In this essay, Orwell goes over Mein Kampf and the way it was received around its release.
At first, translations of the work where actually favourable towards Hitler. The property-owners and the ruling class saw him in a positive light, mainly because he put a halt to the labour movement. Then, Hitler started some… dubious programs. This led for a reissuing of the translation (with proceeds going to the Red Cross).
Hitler’s views, though, had remained the same between the two issues. Orwell notes that Hitler’s worldview had not developed at all during this time, unaffected by changes around him.
What Hitler wanted was hundreds of millions of Germany living in a sprawling empire. His vision of the empire was basically a large dystopia where men are either bred for war, or for the cultivation of resources for war. The way he convinced Germans to buy into this grim ideology lies with the fact that Socialists and Communists were the big boogeyman at the time. Industrialists wanted to smack those groups, and backed Hitler who had already gained a following after convincing working class Germans to join him. He was basically a demagogue backed by capitalists.
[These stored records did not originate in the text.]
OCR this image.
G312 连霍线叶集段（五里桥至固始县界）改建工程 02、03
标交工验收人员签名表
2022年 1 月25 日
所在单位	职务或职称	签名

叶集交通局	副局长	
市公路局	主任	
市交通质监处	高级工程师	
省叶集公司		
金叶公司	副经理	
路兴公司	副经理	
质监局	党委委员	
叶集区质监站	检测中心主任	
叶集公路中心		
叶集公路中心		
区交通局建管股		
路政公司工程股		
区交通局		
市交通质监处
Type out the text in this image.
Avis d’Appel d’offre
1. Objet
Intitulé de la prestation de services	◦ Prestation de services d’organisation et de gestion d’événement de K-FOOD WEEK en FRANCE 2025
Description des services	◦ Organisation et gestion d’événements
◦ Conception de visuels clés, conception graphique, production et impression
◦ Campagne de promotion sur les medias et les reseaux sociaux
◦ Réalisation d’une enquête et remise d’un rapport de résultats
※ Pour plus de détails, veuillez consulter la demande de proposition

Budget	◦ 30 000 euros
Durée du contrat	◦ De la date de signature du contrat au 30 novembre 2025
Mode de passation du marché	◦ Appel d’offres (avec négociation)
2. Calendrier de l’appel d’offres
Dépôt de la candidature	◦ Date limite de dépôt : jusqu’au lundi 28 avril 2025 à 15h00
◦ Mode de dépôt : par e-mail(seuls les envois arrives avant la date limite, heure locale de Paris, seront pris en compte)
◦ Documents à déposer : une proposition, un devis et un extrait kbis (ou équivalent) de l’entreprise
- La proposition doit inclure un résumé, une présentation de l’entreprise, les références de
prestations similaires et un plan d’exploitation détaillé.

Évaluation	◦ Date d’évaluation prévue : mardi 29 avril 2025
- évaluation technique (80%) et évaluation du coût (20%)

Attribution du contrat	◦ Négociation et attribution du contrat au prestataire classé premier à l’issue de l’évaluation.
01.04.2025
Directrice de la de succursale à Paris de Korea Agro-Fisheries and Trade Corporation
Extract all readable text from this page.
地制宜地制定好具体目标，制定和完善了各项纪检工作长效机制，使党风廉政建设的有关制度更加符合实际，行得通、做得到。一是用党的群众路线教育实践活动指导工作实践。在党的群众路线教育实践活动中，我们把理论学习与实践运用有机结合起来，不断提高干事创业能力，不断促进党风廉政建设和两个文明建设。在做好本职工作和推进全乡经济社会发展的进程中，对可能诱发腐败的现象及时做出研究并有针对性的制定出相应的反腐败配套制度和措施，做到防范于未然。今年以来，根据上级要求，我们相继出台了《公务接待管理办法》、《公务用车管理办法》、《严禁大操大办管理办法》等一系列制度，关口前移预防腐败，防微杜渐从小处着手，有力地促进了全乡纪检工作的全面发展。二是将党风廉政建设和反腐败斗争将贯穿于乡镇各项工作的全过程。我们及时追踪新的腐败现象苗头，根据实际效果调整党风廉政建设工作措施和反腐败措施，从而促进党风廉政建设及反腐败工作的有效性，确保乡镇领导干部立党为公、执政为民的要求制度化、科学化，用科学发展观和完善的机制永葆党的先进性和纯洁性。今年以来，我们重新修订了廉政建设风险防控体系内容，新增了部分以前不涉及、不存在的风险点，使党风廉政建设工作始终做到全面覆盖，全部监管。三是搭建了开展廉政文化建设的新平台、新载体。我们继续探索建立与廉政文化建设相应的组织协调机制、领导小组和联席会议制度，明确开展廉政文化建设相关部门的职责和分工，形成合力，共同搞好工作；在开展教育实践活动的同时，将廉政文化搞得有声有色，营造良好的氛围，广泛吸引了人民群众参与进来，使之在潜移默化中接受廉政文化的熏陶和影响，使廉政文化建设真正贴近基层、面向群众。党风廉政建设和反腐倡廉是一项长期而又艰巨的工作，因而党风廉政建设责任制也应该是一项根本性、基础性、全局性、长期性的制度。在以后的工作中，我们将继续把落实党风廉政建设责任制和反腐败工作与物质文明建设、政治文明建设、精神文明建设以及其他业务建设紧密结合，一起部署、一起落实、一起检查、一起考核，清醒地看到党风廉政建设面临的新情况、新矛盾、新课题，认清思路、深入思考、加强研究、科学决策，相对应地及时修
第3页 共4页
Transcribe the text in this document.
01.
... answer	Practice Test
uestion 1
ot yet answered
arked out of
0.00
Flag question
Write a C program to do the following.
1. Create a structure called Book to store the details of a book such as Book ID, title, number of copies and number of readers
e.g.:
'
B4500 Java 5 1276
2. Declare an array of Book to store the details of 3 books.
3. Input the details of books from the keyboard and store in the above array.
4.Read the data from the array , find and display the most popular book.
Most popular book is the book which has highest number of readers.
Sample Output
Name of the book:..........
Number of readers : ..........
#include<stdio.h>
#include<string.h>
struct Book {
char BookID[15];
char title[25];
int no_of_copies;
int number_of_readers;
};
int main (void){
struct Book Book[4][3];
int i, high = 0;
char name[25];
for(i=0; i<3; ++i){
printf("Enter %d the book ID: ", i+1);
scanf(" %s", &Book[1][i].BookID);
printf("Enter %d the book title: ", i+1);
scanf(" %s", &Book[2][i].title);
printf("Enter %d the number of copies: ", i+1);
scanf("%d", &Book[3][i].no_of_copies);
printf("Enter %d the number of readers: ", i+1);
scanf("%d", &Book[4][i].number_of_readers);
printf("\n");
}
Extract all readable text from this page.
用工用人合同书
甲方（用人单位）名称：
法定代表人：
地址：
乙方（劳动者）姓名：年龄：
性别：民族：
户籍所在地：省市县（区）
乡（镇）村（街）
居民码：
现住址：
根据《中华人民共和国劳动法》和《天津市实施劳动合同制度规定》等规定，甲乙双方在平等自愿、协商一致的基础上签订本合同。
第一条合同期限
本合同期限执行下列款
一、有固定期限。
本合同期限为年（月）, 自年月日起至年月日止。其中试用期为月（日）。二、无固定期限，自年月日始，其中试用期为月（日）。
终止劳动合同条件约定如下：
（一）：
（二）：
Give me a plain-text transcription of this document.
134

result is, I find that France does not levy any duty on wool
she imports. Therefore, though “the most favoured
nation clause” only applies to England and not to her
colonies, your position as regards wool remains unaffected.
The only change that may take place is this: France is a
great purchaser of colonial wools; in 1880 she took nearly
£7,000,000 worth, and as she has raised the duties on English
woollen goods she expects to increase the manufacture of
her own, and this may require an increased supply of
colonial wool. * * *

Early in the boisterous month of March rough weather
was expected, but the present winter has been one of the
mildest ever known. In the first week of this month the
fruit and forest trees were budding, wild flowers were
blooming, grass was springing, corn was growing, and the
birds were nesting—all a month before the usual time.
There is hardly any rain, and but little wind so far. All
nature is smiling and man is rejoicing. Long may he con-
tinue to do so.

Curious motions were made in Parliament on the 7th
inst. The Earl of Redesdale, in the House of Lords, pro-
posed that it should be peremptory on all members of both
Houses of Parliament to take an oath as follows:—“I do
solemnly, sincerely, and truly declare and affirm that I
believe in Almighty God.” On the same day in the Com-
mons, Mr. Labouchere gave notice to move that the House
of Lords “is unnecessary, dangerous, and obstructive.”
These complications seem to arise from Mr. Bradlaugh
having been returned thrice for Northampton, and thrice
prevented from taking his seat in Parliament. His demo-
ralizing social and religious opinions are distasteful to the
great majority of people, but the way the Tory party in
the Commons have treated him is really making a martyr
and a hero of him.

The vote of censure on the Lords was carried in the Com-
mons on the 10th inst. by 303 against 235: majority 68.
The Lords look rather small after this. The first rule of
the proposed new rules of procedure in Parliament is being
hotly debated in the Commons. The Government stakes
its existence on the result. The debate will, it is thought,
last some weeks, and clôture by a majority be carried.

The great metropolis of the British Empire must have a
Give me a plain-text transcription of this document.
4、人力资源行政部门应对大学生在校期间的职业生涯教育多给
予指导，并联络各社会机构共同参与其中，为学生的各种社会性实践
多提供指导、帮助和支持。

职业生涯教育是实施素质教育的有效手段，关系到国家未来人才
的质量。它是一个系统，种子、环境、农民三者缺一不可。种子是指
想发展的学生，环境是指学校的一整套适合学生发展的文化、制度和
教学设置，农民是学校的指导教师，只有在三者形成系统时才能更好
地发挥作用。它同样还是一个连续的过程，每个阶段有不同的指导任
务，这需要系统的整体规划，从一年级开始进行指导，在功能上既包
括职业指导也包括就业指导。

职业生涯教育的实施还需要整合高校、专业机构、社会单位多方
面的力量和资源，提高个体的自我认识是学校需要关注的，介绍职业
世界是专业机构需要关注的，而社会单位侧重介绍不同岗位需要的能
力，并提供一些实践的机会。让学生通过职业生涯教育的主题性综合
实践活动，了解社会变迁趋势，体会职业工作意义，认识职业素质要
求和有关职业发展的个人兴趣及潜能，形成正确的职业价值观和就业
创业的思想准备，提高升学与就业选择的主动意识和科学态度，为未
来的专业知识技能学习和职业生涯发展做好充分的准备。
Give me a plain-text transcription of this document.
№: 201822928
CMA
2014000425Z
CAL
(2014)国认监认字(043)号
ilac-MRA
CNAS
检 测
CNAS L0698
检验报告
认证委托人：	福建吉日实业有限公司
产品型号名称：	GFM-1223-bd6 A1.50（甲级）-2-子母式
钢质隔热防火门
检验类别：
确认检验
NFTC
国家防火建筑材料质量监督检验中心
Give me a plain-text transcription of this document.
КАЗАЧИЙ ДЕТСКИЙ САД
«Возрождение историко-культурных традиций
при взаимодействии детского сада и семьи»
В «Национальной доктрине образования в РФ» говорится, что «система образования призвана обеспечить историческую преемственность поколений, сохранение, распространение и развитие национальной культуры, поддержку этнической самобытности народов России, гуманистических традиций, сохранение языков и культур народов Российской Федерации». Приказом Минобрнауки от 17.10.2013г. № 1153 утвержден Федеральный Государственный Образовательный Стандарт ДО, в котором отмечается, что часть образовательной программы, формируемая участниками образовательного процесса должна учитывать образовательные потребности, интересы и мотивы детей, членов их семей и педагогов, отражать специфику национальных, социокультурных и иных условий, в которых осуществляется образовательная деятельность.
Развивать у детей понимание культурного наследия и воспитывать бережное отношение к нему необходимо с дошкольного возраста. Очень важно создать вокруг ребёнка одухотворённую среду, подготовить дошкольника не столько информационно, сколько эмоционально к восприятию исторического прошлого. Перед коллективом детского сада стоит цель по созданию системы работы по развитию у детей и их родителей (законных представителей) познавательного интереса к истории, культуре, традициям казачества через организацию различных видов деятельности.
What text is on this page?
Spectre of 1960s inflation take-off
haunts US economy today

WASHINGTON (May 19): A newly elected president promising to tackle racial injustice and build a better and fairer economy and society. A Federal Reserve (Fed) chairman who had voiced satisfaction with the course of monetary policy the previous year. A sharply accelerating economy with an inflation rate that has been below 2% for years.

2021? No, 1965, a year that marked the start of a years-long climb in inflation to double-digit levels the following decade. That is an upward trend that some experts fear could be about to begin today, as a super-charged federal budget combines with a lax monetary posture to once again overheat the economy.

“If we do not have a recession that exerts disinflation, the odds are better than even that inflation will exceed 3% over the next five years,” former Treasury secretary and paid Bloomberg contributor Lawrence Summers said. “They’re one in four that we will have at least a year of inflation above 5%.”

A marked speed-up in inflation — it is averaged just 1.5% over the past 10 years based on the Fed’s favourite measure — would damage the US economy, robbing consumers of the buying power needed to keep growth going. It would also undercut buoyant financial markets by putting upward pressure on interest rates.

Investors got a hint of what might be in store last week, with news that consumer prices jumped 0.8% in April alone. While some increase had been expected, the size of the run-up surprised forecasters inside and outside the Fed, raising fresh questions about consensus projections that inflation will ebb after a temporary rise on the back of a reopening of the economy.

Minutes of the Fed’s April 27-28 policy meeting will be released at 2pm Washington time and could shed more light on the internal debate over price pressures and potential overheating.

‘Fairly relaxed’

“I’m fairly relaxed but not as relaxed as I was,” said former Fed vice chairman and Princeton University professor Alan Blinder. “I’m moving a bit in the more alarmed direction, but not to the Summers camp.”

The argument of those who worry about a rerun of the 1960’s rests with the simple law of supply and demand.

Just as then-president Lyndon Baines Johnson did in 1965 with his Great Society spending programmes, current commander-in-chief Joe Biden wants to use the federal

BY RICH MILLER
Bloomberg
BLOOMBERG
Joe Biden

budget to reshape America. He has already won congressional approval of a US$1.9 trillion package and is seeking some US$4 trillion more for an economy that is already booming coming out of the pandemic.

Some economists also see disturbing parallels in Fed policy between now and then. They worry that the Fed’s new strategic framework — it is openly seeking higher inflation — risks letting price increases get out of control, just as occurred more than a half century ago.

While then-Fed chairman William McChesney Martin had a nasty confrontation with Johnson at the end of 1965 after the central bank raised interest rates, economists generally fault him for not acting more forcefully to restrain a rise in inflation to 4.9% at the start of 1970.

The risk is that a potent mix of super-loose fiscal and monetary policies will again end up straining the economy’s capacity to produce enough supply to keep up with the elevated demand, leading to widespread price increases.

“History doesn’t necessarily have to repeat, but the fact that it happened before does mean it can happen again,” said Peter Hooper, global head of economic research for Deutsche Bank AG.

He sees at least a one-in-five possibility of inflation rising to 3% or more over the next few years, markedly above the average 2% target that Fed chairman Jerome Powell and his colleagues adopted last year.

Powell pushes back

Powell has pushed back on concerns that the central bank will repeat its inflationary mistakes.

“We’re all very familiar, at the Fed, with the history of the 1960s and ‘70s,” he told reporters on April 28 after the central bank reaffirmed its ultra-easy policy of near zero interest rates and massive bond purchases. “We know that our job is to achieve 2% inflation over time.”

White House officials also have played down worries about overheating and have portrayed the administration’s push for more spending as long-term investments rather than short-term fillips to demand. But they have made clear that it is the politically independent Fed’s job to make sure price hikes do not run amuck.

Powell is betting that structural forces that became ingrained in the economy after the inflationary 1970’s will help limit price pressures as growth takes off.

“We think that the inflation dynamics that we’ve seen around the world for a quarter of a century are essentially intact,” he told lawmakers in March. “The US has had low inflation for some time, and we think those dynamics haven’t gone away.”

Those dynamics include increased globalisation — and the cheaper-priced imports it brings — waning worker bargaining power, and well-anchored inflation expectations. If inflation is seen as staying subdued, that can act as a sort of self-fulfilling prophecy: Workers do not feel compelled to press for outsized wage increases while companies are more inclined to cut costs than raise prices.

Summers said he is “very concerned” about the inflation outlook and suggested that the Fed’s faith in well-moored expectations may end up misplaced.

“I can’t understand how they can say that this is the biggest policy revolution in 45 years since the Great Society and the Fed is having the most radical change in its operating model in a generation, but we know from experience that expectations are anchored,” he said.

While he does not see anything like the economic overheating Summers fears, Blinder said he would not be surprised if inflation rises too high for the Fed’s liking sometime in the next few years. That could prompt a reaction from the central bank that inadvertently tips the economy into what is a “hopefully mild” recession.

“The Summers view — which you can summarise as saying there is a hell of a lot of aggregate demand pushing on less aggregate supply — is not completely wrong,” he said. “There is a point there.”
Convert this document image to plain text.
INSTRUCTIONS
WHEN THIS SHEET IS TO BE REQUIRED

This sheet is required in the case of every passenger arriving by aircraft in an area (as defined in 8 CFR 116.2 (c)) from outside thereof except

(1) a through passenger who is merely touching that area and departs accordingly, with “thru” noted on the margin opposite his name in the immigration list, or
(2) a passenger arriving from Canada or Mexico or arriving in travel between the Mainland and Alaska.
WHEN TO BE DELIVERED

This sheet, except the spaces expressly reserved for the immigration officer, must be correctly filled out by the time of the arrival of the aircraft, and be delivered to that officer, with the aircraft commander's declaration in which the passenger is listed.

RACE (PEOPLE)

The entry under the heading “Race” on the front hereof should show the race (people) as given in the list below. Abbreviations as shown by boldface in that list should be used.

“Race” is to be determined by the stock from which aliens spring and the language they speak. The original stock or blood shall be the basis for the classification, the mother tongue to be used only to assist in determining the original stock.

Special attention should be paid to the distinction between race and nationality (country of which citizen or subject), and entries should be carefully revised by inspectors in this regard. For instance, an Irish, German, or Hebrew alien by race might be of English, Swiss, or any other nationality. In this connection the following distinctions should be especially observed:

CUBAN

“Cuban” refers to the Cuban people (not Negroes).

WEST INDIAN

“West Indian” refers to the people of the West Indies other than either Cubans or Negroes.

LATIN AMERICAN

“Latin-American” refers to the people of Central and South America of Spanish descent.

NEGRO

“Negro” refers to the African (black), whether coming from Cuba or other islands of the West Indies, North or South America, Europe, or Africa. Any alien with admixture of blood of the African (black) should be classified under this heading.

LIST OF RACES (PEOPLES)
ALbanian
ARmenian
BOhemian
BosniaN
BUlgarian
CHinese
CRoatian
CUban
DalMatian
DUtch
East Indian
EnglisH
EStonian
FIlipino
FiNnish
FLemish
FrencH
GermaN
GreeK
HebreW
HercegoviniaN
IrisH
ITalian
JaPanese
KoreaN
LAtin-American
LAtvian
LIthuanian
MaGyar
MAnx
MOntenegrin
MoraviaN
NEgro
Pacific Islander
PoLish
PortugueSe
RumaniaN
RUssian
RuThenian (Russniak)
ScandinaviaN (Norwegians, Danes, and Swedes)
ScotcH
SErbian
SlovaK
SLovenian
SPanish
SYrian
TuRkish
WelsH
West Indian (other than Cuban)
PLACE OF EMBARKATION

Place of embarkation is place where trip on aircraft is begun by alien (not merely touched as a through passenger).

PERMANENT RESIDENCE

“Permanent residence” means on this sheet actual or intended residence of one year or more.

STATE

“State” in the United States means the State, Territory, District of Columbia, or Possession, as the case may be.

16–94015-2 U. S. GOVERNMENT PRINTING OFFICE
In gaining his following, Orwell particularly notes Hitler’s personality and his appeal. His pathetic face looks like a man who has suffered many wrongs, but persevered through via force of will. He is the martyr -a Prometheus!- who made it through to the other side, still bearing the scars inflicted by the enemies, whom he points out for the rest. He appears like the underdog, a man who is fighting in vain for the good cause, a man who is doomed to fail but deserves to win.
He also opposed the West’s “joy for life”, the ease and comfort of the western way of life not leaving room for patriotism, for “salt of the earth” joys, like earning one’s bread and such. The working class of Germany appreciated that greatly, feeling he is a peer. They wanted to find meaning in their struggle, they wanted a more heroic destiny, and Hitler served it to them on a silver plate.